In vivo FV3 infection and transcription in PLs. PCR analysis (35 cycles) was performed on total DNA (0.5 to 1 μg) from PLs isolated from three animals infected for 6 days (A) or for 15 and 21 days (B) with 1 × 10⁶ PFU of FV3 and using primers specific for the FV3 MCP gene and β2-microglobulin (β2-M) as positive controls. RT-PCR analysis was performed on total mRNA (500 ng) isolated from uninfected or infected PLs at 6 days (C) or at 15 and 21 days (D) postinfection using primers for the MCP and IE genes of FV3 and β-actin or LMPX (large multifunctional protease X) as controls for 30 cycles. Data shown are representative of two experiments. −RT, controls lacking reverse transcriptase.

FIG. 8.

Immunofluorescence and TEM analysis of PLs infected in vitro or in vivo with FV3. (A) Representative images of cytocentrifuged PLs obtained from frogs after elicitation with heat-killed bacteria and either mock infected (a) or infected in vitro at an MOI of 3 for 2 days (b).
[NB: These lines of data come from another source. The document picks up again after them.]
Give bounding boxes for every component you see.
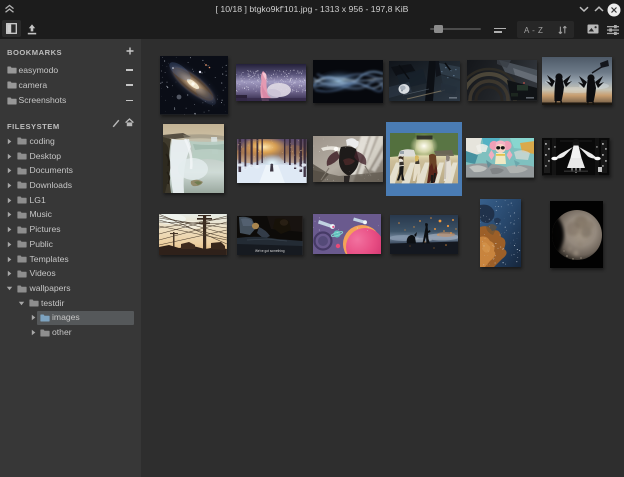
svg-text:We've got something: We've got something: [255, 248, 285, 252]
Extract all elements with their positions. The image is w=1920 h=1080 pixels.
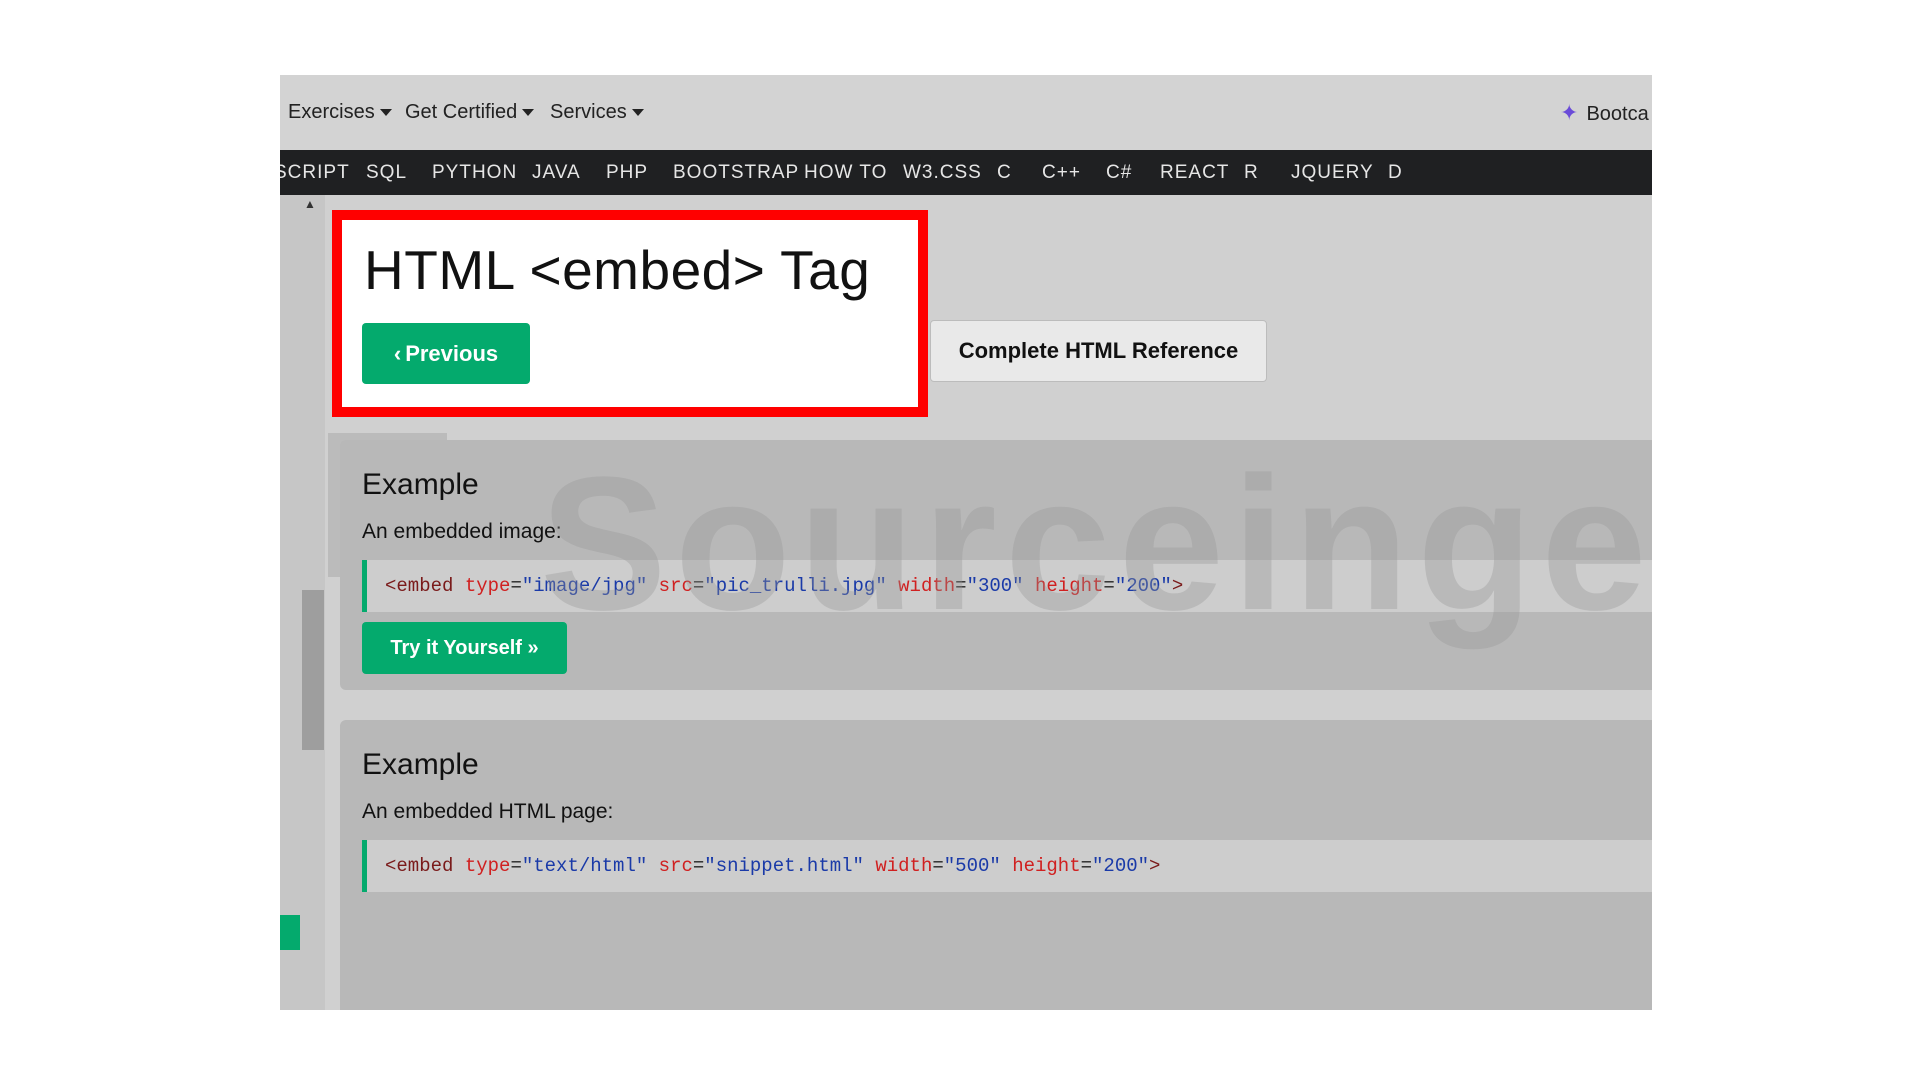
menu-services[interactable]: Services: [550, 75, 644, 150]
nav-link-w3css[interactable]: W3.CSS: [903, 150, 982, 195]
top-bar: Exercises Get Certified Services ✦ Bootca: [280, 75, 1652, 150]
page-title: HTML <embed> Tag: [364, 239, 871, 301]
code-tag-open: <embed: [385, 855, 454, 877]
highlighted-header-box: HTML <embed> Tag ‹ Previous: [332, 210, 928, 417]
nav-link-javascript[interactable]: SCRIPT: [280, 150, 350, 195]
code-snippet: <embed type="text/html" src="snippet.htm…: [362, 840, 1652, 892]
menu-exercises[interactable]: Exercises: [288, 75, 392, 150]
menu-services-label: Services: [550, 101, 627, 123]
complete-html-reference-label: Complete HTML Reference: [958, 338, 1239, 363]
example-heading: Example: [362, 468, 479, 501]
nav-link-python[interactable]: PYTHON: [432, 150, 517, 195]
nav-link-react[interactable]: REACT: [1160, 150, 1229, 195]
topic-navbar: SCRIPT SQL PYTHON JAVA PHP BOOTSTRAP HOW…: [280, 150, 1652, 195]
code-attr-name: width: [898, 575, 956, 597]
code-attr-value: "snippet.html": [704, 855, 864, 877]
menu-get-certified[interactable]: Get Certified: [405, 75, 535, 150]
example-heading: Example: [362, 748, 479, 781]
code-attr-name: src: [658, 575, 693, 597]
bootcamp-link[interactable]: ✦ Bootca: [1560, 75, 1649, 150]
code-attr-name: src: [658, 855, 693, 877]
sidebar-active-marker: [280, 915, 300, 950]
nav-link-c[interactable]: C: [997, 150, 1012, 195]
code-attr-value: "text/html": [521, 855, 648, 877]
nav-link-how-to[interactable]: HOW TO: [804, 150, 887, 195]
nav-link-jquery[interactable]: JQUERY: [1291, 150, 1374, 195]
previous-button[interactable]: ‹ Previous: [362, 323, 530, 384]
chevron-left-icon: ‹: [393, 340, 402, 366]
code-attr-value: "image/jpg": [521, 575, 648, 597]
complete-html-reference-button[interactable]: Complete HTML Reference: [930, 320, 1267, 382]
code-attr-name: width: [875, 855, 933, 877]
code-attr-value: "500": [943, 855, 1001, 877]
code-attr-value: "200": [1114, 575, 1172, 597]
nav-link-cpp[interactable]: C++: [1042, 150, 1081, 195]
example-description: An embedded HTML page:: [362, 800, 614, 823]
nav-link-r[interactable]: R: [1244, 150, 1259, 195]
menu-get-certified-label: Get Certified: [405, 101, 518, 123]
code-tag-close: >: [1149, 855, 1161, 877]
sparkle-icon: ✦: [1560, 100, 1579, 125]
code-attr-value: "200": [1092, 855, 1150, 877]
code-attr-name: height: [1012, 855, 1081, 877]
code-tag-close: >: [1171, 575, 1184, 597]
code-tag-open: <embed: [385, 575, 454, 597]
scroll-up-arrow-icon[interactable]: ▲: [304, 197, 316, 211]
nav-link-java[interactable]: JAVA: [532, 150, 581, 195]
screenshot-frame: Exercises Get Certified Services ✦ Bootca…: [280, 75, 1652, 1010]
nav-link-csharp[interactable]: C#: [1106, 150, 1132, 195]
example-panel: Example An embedded HTML page: <embed ty…: [340, 720, 1652, 1010]
code-attr-name: type: [464, 855, 511, 877]
code-attr-value: "300": [966, 575, 1024, 597]
caret-down-icon: [631, 109, 644, 117]
nav-link-next[interactable]: D: [1388, 150, 1403, 195]
caret-down-icon: [522, 109, 535, 117]
try-it-yourself-label: Try it Yourself »: [390, 636, 539, 659]
example-panel: Example An embedded image: <embed type="…: [340, 440, 1652, 690]
sidebar-scrollbar-thumb[interactable]: [302, 590, 324, 750]
previous-button-label: Previous: [405, 340, 499, 366]
try-it-yourself-button[interactable]: Try it Yourself »: [362, 622, 567, 674]
nav-link-sql[interactable]: SQL: [366, 150, 407, 195]
menu-exercises-label: Exercises: [288, 101, 375, 123]
code-attr-name: height: [1034, 575, 1104, 597]
code-attr-value: "pic_trulli.jpg": [704, 575, 887, 597]
example-description: An embedded image:: [362, 520, 562, 543]
nav-link-php[interactable]: PHP: [606, 150, 648, 195]
caret-down-icon: [379, 109, 392, 117]
code-attr-name: type: [464, 575, 511, 597]
nav-link-bootstrap[interactable]: BOOTSTRAP: [673, 150, 799, 195]
bootcamp-label: Bootca: [1586, 103, 1649, 125]
code-snippet: <embed type="image/jpg" src="pic_trulli.…: [362, 560, 1652, 612]
left-sidebar: ▲: [280, 195, 325, 1010]
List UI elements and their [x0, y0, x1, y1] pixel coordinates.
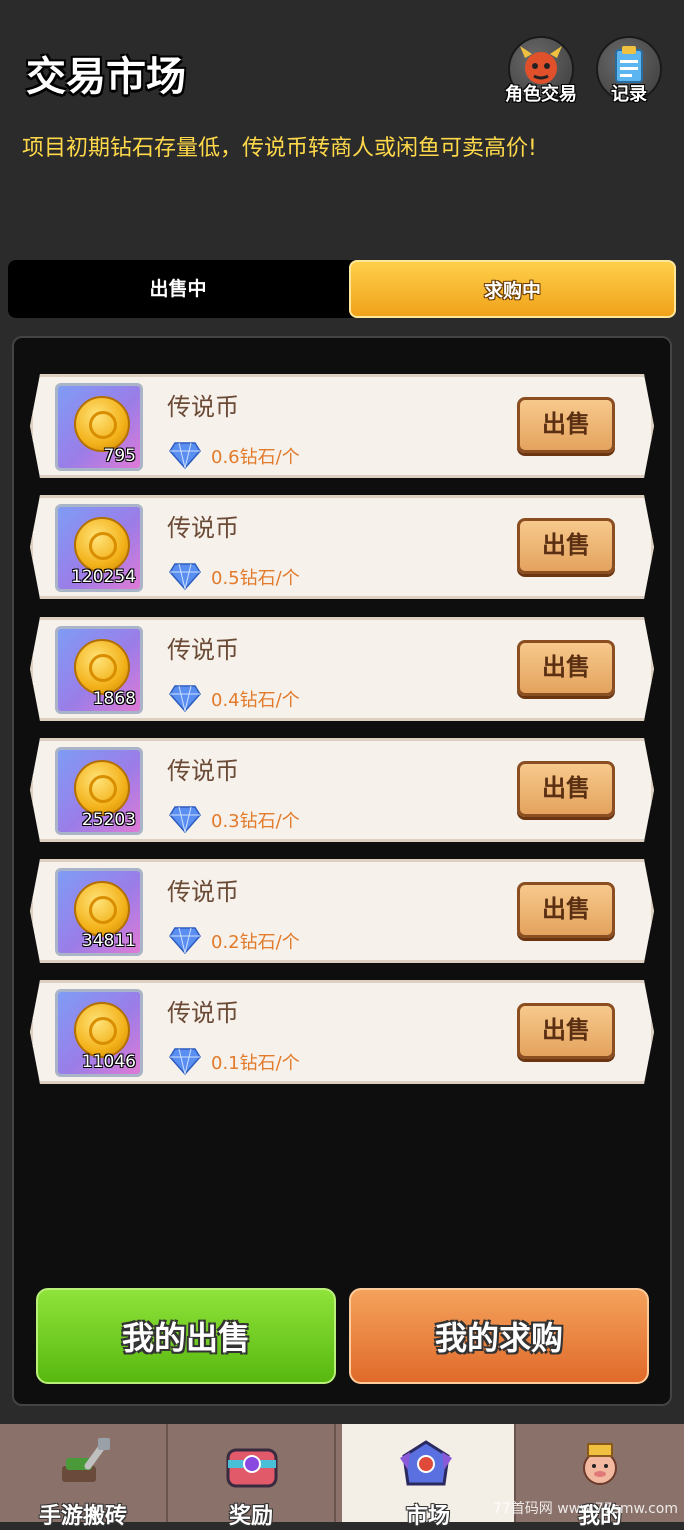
diamond-icon: [169, 805, 201, 833]
legend-coin-icon: [74, 760, 130, 816]
market-icon: [400, 1440, 452, 1486]
item-quantity: 34811: [81, 931, 136, 951]
item-price: 0.2钻石/个: [211, 932, 300, 953]
item-name: 传说币: [167, 999, 239, 1027]
item-price: 0.5钻石/个: [211, 568, 300, 589]
diamond-icon: [169, 1047, 201, 1075]
legend-coin-icon: [74, 639, 130, 695]
item-slot: 120254: [55, 504, 143, 592]
page-title: 交易市场: [26, 54, 186, 100]
sell-button[interactable]: 出售: [517, 518, 615, 574]
item-price: 0.4钻石/个: [211, 690, 300, 711]
item-quantity: 11046: [81, 1052, 136, 1072]
diamond-icon: [169, 684, 201, 712]
sell-button[interactable]: 出售: [517, 397, 615, 453]
item-quantity: 25203: [81, 810, 136, 830]
legend-coin-icon: [74, 396, 130, 452]
list-item: 795 传说币 0.6钻石/个 出售: [30, 374, 654, 478]
item-name: 传说币: [167, 514, 239, 542]
item-price: 0.3钻石/个: [211, 811, 300, 832]
item-quantity: 795: [103, 446, 136, 466]
my-purchases-button[interactable]: 我的求购: [349, 1288, 649, 1384]
avatar-icon: [583, 1443, 617, 1485]
item-slot: 11046: [55, 989, 143, 1077]
role-trade-button[interactable]: 角色交易: [502, 36, 580, 106]
legend-coin-icon: [74, 1002, 130, 1058]
nav-label: 奖励: [228, 1504, 273, 1529]
nav-item-market[interactable]: 市场: [342, 1424, 516, 1529]
diamond-icon: [169, 926, 201, 954]
diamond-icon: [169, 441, 201, 469]
item-slot: 795: [55, 383, 143, 471]
legend-coin-icon: [74, 881, 130, 937]
legend-coin-icon: [74, 517, 130, 573]
item-name: 传说币: [167, 757, 239, 785]
list-item: 1868 传说币 0.4钻石/个 出售: [30, 617, 654, 721]
item-quantity: 120254: [71, 567, 136, 587]
item-name: 传说币: [167, 393, 239, 421]
sell-button[interactable]: 出售: [517, 1003, 615, 1059]
list-item: 11046 传说币 0.1钻石/个 出售: [30, 980, 654, 1084]
sell-button[interactable]: 出售: [517, 640, 615, 696]
list-item: 25203 传说币 0.3钻石/个 出售: [30, 738, 654, 842]
nav-label: 手游搬砖: [38, 1504, 127, 1529]
item-slot: 25203: [55, 747, 143, 835]
records-button[interactable]: 记录: [590, 36, 668, 106]
sell-button[interactable]: 出售: [517, 761, 615, 817]
list-item: 34811 传说币 0.2钻石/个 出售: [30, 859, 654, 963]
item-name: 传说币: [167, 878, 239, 906]
item-name: 传说币: [167, 636, 239, 664]
sell-button[interactable]: 出售: [517, 882, 615, 938]
tab-buying[interactable]: 求购中: [349, 260, 676, 318]
item-quantity: 1868: [92, 689, 136, 709]
treasure-chest-icon: [226, 1448, 278, 1488]
records-label: 记录: [611, 84, 647, 105]
watermark: 77首码网 www.77smw.com: [492, 1501, 678, 1517]
notice-text: 项目初期钻石存量低，传说币转商人或闲鱼可卖高价!: [22, 136, 537, 161]
tab-selling[interactable]: 出售中: [8, 260, 348, 318]
item-slot: 1868: [55, 626, 143, 714]
diamond-icon: [169, 562, 201, 590]
nav-item-game-farming[interactable]: 手游搬砖: [0, 1424, 168, 1529]
item-price: 0.1钻石/个: [211, 1053, 300, 1074]
item-price: 0.6钻石/个: [211, 447, 300, 468]
list-item: 120254 传说币 0.5钻石/个 出售: [30, 495, 654, 599]
hammer-icon: [62, 1438, 110, 1482]
nav-label: 市场: [405, 1504, 450, 1529]
my-sales-button[interactable]: 我的出售: [36, 1288, 336, 1384]
bottom-nav: 手游搬砖 奖励 市场 我的 77首码网 www.77smw.com: [0, 1424, 684, 1529]
nav-item-rewards[interactable]: 奖励: [168, 1424, 336, 1529]
tab-bar: 出售中 求购中: [8, 260, 676, 318]
role-trade-label: 角色交易: [505, 84, 577, 105]
item-slot: 34811: [55, 868, 143, 956]
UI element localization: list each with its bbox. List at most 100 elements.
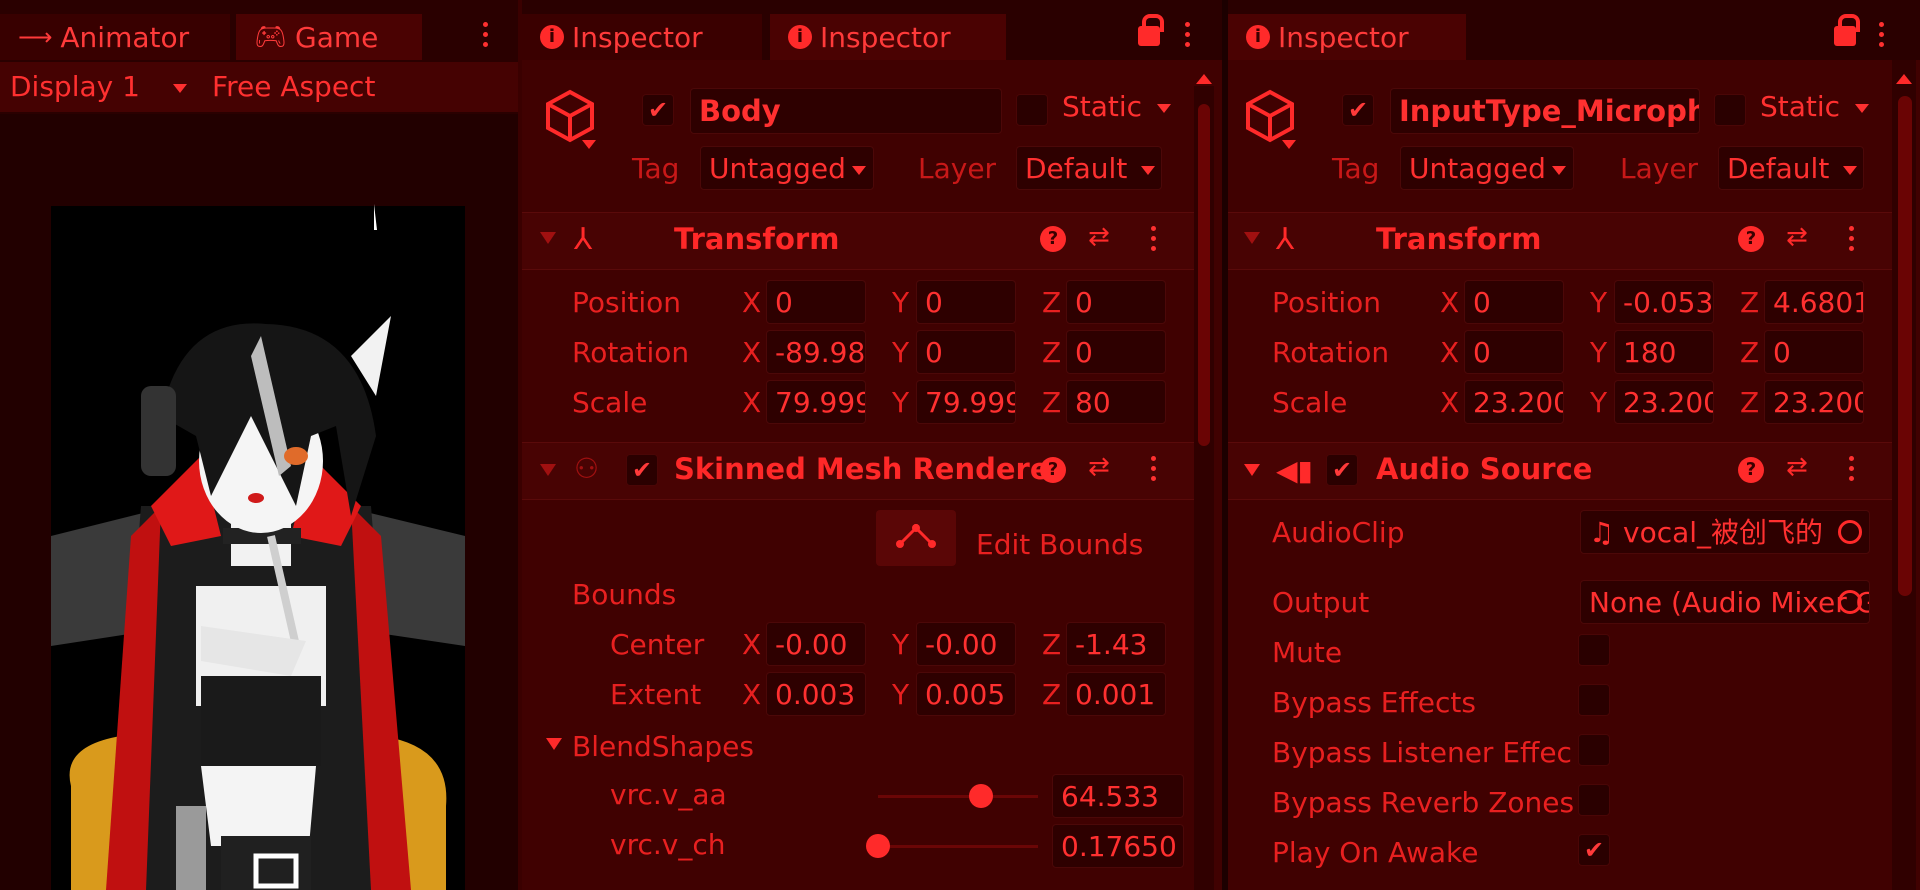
vector-field-x[interactable]: 0 [1464,280,1564,324]
blendshape-slider-thumb[interactable] [969,784,994,808]
vector-field-x[interactable]: 23.200 [1464,380,1564,424]
chevron-down-icon [1843,165,1858,175]
object-picker-icon[interactable] [1838,590,1862,614]
vector-field-y[interactable]: 0 [916,330,1016,374]
speaker-icon: ◀▮ [1276,454,1313,487]
scroll-up-arrow-icon[interactable] [1896,74,1912,84]
tab-inspector-right[interactable]: i Inspector [1228,14,1466,60]
presets-icon[interactable]: ⇄ [1088,222,1110,252]
vector-field-z[interactable]: 80 [1066,380,1166,424]
presets-icon[interactable]: ⇄ [1786,452,1808,482]
bounds-label: Bounds [572,578,677,611]
bypass-effects-checkbox[interactable] [1578,684,1610,716]
output-label: Output [1272,586,1370,619]
object-name-field[interactable]: InputType_Microphone [1390,88,1700,134]
foldout-arrow-icon[interactable] [540,464,556,476]
edit-bounds-icon [896,524,936,548]
vector-field-z[interactable]: 23.200 [1764,380,1864,424]
layer-dropdown[interactable]: Default [1016,146,1162,190]
tag-value: Untagged [1409,152,1546,185]
tab-inspector-1[interactable]: i Inspector [522,14,762,60]
audio-enabled-checkbox[interactable]: ✔ [1326,454,1358,486]
static-dropdown[interactable]: Static [1760,90,1869,123]
help-icon[interactable]: ? [1738,457,1764,483]
axis-label-x: X [742,678,762,711]
component-menu-icon[interactable] [1150,226,1158,256]
scrollbar-thumb[interactable] [1198,104,1210,446]
display-dropdown[interactable]: Display 1 [10,70,200,103]
vector-field-y[interactable]: 180 [1614,330,1714,374]
vector-field-y[interactable]: 0.005 [916,672,1016,716]
bypass-reverb-checkbox[interactable] [1578,784,1610,816]
vector-field-x[interactable]: -0.00 [766,622,866,666]
cube-dropdown-arrow[interactable] [582,140,596,149]
static-dropdown[interactable]: Static [1062,90,1171,123]
foldout-arrow-icon[interactable] [1244,232,1260,244]
object-name-field[interactable]: Body [690,88,1002,134]
foldout-arrow-icon[interactable] [546,738,562,750]
tab-inspector-2[interactable]: i Inspector [770,14,1006,60]
tab-animator[interactable]: ⟶ Animator [0,14,230,60]
axis-label-x: X [742,628,762,661]
component-menu-icon[interactable] [1848,226,1856,256]
tab-game[interactable]: 🎮︎ Game [236,14,422,60]
layer-dropdown[interactable]: Default [1718,146,1864,190]
vector-field-z[interactable]: 0 [1764,330,1864,374]
aspect-dropdown[interactable]: Free Aspect [212,70,375,103]
help-icon[interactable]: ? [1040,457,1066,483]
vector-field-y[interactable]: 0 [916,280,1016,324]
blendshape-slider-track[interactable] [878,845,1038,848]
tag-dropdown[interactable]: Untagged [1400,146,1574,190]
audioclip-field[interactable]: ♫ vocal_被创飞的 [1580,510,1870,554]
blendshape-slider-thumb[interactable] [866,834,891,858]
help-icon[interactable]: ? [1738,226,1764,252]
edit-bounds-button[interactable] [876,510,956,566]
static-checkbox[interactable] [1016,94,1048,126]
scroll-up-arrow-icon[interactable] [1196,74,1212,84]
output-field[interactable]: None (Audio Mixer Group) [1580,580,1870,624]
left-panel-menu-icon[interactable] [482,22,490,52]
blendshape-value-field[interactable]: 0.17650 [1052,824,1184,868]
vector-field-y[interactable]: 23.200 [1614,380,1714,424]
cube-dropdown-arrow[interactable] [1282,140,1296,149]
active-checkbox[interactable]: ✔ [1342,94,1374,126]
vector-field-x[interactable]: 0.003 [766,672,866,716]
vector-field-z[interactable]: 4.6801 [1764,280,1864,324]
vector-field-x[interactable]: 0 [766,280,866,324]
bypass-effects-label: Bypass Effects [1272,686,1476,719]
foldout-arrow-icon[interactable] [1244,464,1260,476]
active-checkbox[interactable]: ✔ [642,94,674,126]
vector-field-y[interactable]: 79.999 [916,380,1016,424]
vector-field-x[interactable]: 79.999 [766,380,866,424]
foldout-arrow-icon[interactable] [540,232,556,244]
play-on-awake-checkbox[interactable]: ✔ [1578,834,1610,866]
blendshape-slider-track[interactable] [878,795,1038,798]
vector-field-x[interactable]: 0 [1464,330,1564,374]
presets-icon[interactable]: ⇄ [1088,452,1110,482]
smr-enabled-checkbox[interactable]: ✔ [626,454,658,486]
right-panel-menu-icon[interactable] [1878,22,1886,52]
mid-panel-menu-icon[interactable] [1184,22,1192,52]
tag-value: Untagged [709,152,846,185]
presets-icon[interactable]: ⇄ [1786,222,1808,252]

Cells were fixed for 30 s in cold (−20°C) acetone, blocked with serum, and incubated with anti-FV3 BG11 MAb undiluted supernatant, followed by an FITC-conjugated goat anti-mouse Ab preadsorbed on Xenopus cells. Preparations were visualized with a Leica DMIRB inverted fluorescence microscope using a phase-contrast field (left side of frames a and b) or fluorescence (right side of frames a and b). A TEM view of macrophage-like cells infected in vitro is shown in frame c, and the viral capsid in the cytoplasm is shown at higher magnification in frame d. Arrow, viral particle; Nu, nucleus, Pv, phagocytic vesicle. (B) Representative images of cytocentrifuged PLs obtained from sham-infected (e) or infected (5 × 10⁶ PFU of FV3) frogs at 2 days (f) or 3 days (g and h) and processed as described for panel A. Arrows depict positively stained infected cells.